Sometimes more is really less

November25

SBACSampleWrittingPrompt2
Sample Items | Smarter Balanced Assessment Consortium

The item above comes from a sample item on the SBAC (Smarter Balanced Assessment Consortium) website, and it’s supposed to assess the writing  of an argument (what used to be called persuasive writing). Click on the image to get a larger view to read the task.

I’m sharing this because this week I administered a similar writing task at my site recently. Students were given a sheet of facts and statistics, and a sheet of arguments for the two positions they had to choose from, to write a 5 paragraph essay.

When we were previewing the tasks, it seemed questionable to give students a list of “arguments” since this would make this a much lower-level cognitive task, and not require any analysis on the part of students.  When you look at this type of task, you have to wonder why they would do things this way, and how they could insist that these tasks are at a “higher” cognitive level and more demanding than past writing prompts.

Of course, in the past writing was only assessed at a state level in 4th and 7th grade in California, and now we’re including it every year in tests. I know, I know, teachers in classrooms, and many sites, were doing summative writing assessments, but there’s a difference. Common Core wants to do whole-scale standardized assessments of writing. There are some drawbacks to that. It’s time-consuming, and it’s expensive, but not if you figure out a way to continue to machine/computer grade essays and writing, just as current multiple-choice tests are done. It would explain much about why the standards have been structured the way they were, and why some of the tasks we’re seeing are the way they are, but it also ensures that what we’re asking students to do will be so constrained by the parameters of the testing environment that they will be useless to judge authentic student learning.
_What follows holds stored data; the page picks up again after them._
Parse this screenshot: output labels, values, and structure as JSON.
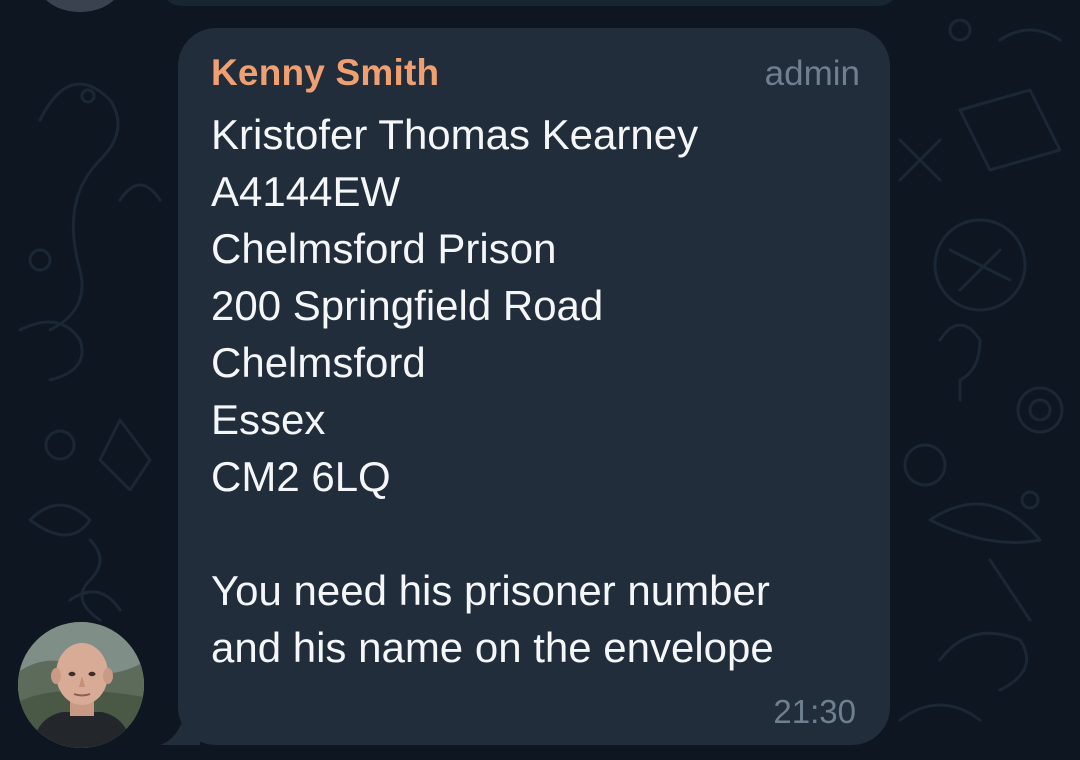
{
  "message": {
    "sender_name": "Kenny Smith",
    "sender_role": "admin",
    "lines": [
      "Kristofer Thomas Kearney",
      "A4144EW",
      "Chelmsford Prison",
      "200 Springfield Road",
      "Chelmsford",
      "Essex",
      "CM2 6LQ"
    ],
    "closing_lines": [
      "You need his prisoner number",
      "and his name on the envelope"
    ],
    "time": "21:30"
  },
  "icons": {
    "avatar": "user-photo-avatar"
  },
  "colors": {
    "background": "#0e1621",
    "bubble": "#212d3b",
    "sender_name": "#f0a070",
    "text": "#f4f6f8",
    "meta": "#6e8090"
  }
}
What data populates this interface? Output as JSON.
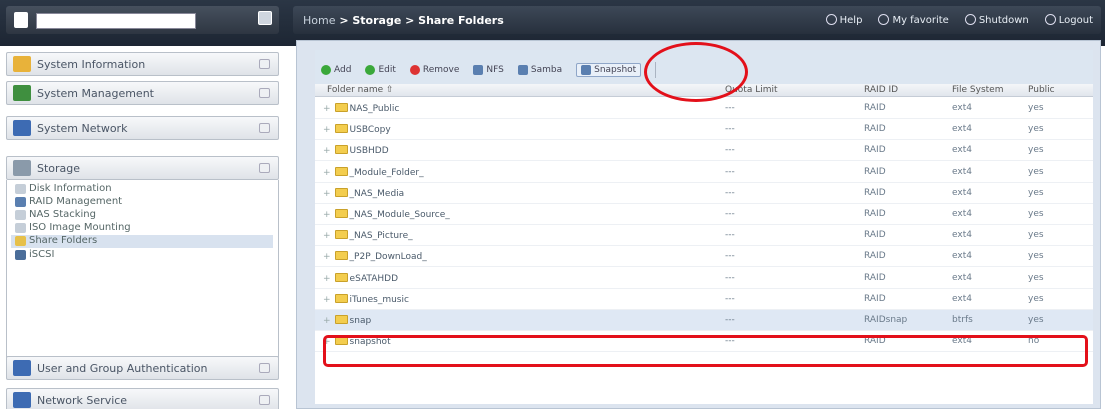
{
  "topbar": {
    "search_placeholder": "",
    "breadcrumb_home": "Home",
    "breadcrumb_rest": " > Storage > Share Folders",
    "links": [
      "Help",
      "My favorite",
      "Shutdown",
      "Logout"
    ]
  },
  "sidebar": {
    "headers_top": [
      {
        "label": "System Information",
        "icon": "info-icon",
        "color": "#e8b23a"
      },
      {
        "label": "System Management",
        "icon": "tools-icon",
        "color": "#3f8f3f"
      },
      {
        "label": "System Network",
        "icon": "network-icon",
        "color": "#3d6bb3"
      },
      {
        "label": "Storage",
        "icon": "storage-icon",
        "color": "#8a9aaa"
      }
    ],
    "items": [
      {
        "label": "Disk Information",
        "icon": "disk-icon",
        "color": "#c5ced8"
      },
      {
        "label": "RAID Management",
        "icon": "raid-icon",
        "color": "#5a7fb0"
      },
      {
        "label": "NAS Stacking",
        "icon": "stacking-icon",
        "color": "#c5ced8"
      },
      {
        "label": "ISO Image Mounting",
        "icon": "iso-icon",
        "color": "#c5ced8"
      },
      {
        "label": "Share Folders",
        "icon": "share-folder-icon",
        "color": "#e6c04a"
      },
      {
        "label": "iSCSI",
        "icon": "iscsi-icon",
        "color": "#4a6d99"
      }
    ],
    "headers_bottom": [
      {
        "label": "User and Group Authentication",
        "icon": "users-icon",
        "color": "#3d6bb3"
      },
      {
        "label": "Network Service",
        "icon": "network-service-icon",
        "color": "#3d6bb3"
      }
    ]
  },
  "toolbar": {
    "buttons": [
      {
        "label": "Add",
        "icon": "add-icon",
        "color": "#3aa83a"
      },
      {
        "label": "Edit",
        "icon": "edit-icon",
        "color": "#3aa83a"
      },
      {
        "label": "Remove",
        "icon": "remove-icon",
        "color": "#d33"
      },
      {
        "label": "NFS",
        "icon": "nfs-icon",
        "color": "#5a7fb0"
      },
      {
        "label": "Samba",
        "icon": "samba-icon",
        "color": "#5a7fb0"
      },
      {
        "label": "Snapshot",
        "icon": "snapshot-icon",
        "color": "#5a7fb0"
      }
    ]
  },
  "grid": {
    "columns": [
      "Folder name ⇧",
      "Quota Limit",
      "RAID ID",
      "File System",
      "Public"
    ],
    "rows": [
      {
        "name": "NAS_Public",
        "quota": "---",
        "raid": "RAID",
        "fs": "ext4",
        "public": "yes"
      },
      {
        "name": "USBCopy",
        "quota": "---",
        "raid": "RAID",
        "fs": "ext4",
        "public": "yes"
      },
      {
        "name": "USBHDD",
        "quota": "---",
        "raid": "RAID",
        "fs": "ext4",
        "public": "yes"
      },
      {
        "name": "_Module_Folder_",
        "quota": "---",
        "raid": "RAID",
        "fs": "ext4",
        "public": "yes"
      },
      {
        "name": "_NAS_Media",
        "quota": "---",
        "raid": "RAID",
        "fs": "ext4",
        "public": "yes"
      },
      {
        "name": "_NAS_Module_Source_",
        "quota": "---",
        "raid": "RAID",
        "fs": "ext4",
        "public": "yes"
      },
      {
        "name": "_NAS_Picture_",
        "quota": "---",
        "raid": "RAID",
        "fs": "ext4",
        "public": "yes"
      },
      {
        "name": "_P2P_DownLoad_",
        "quota": "---",
        "raid": "RAID",
        "fs": "ext4",
        "public": "yes"
      },
      {
        "name": "eSATAHDD",
        "quota": "---",
        "raid": "RAID",
        "fs": "ext4",
        "public": "yes"
      },
      {
        "name": "iTunes_music",
        "quota": "---",
        "raid": "RAID",
        "fs": "ext4",
        "public": "yes"
      },
      {
        "name": "snap",
        "quota": "---",
        "raid": "RAIDsnap",
        "fs": "btrfs",
        "public": "yes"
      },
      {
        "name": "snapshot",
        "quota": "---",
        "raid": "RAID",
        "fs": "ext4",
        "public": "no"
      }
    ]
  }
}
I’m not the only one who’s thinks that the assessment has determined the standards. Here is an excerpt from Tom Hoffman:

But… what’s the deal with that fourth grade standard, particularly (my emphasis)

Determine a theme of a story, drama, or poem from details in the text

I read these things and even now they seem perfectly reasonable at first, but then they worm around in my brain for a day and a half or so and stop making sense. Why would you tell a fourth grader to determine the theme from details? … I’m sure it is just the testing guys throwing in the “details in the text” so they could write the kinds of questions they had in mind, e.g.:

Part 1: The theme is a) Love; b) Death; c) Both

Part 2: Which of the following details support your answer…

There has been talk about computer grading of these assessments, including writing, since they were first being developed. This piece that appeared in the NY Times a while back talks about some of the limitations of robo-readers, but Tom Hoffman gives a delightful example of the shortcoming here, Computer Scoring Open Ended History Questions – Tuttle SVC. Basically, the programs can judge grammar and usage errors (although I suspect it will lead to a very stilted form of writing that only a computer could love), but it’s not in the position to judge the facts and assertions, or content in an essay.  The only way to do that is to limit students to what “facts” they are using by giving them a list. It would also explain the love for a certain type of closed-reading instruction in Common Core, and the hostility to background knowledge and information, that’s written about in this piece by Paul Horton: Common Core and the Gettysburg Address – Living in Dialogue – Education Week Teacher.

Even if my assertion that the standards were written to accommodate testing, and more specifically machine scoring of writing are wrong, these are still lousy tasks that are very low-level and not “rigorous” or cognitively demanding.

2 Comments to

“Sometimes more is really less”

  1. November 25th, 2013 at 3:50 pm      Reply chemtchr Says:

    Thanks for raising this flag, Alice. Too many people are just parroting the corporate fiction that these tests are somehow looking for critical thinking, when in fact they suffocate it.


  2. January 11th, 2014 at 4:21 am      Reply Katherine O. Says:

    Wonderful. Thank you for your post. While the whole CCSS deal is an uphill battle it’s great to stumble in for a moment of Mercer wit…simultaneously informative and entertaining! I love your humor!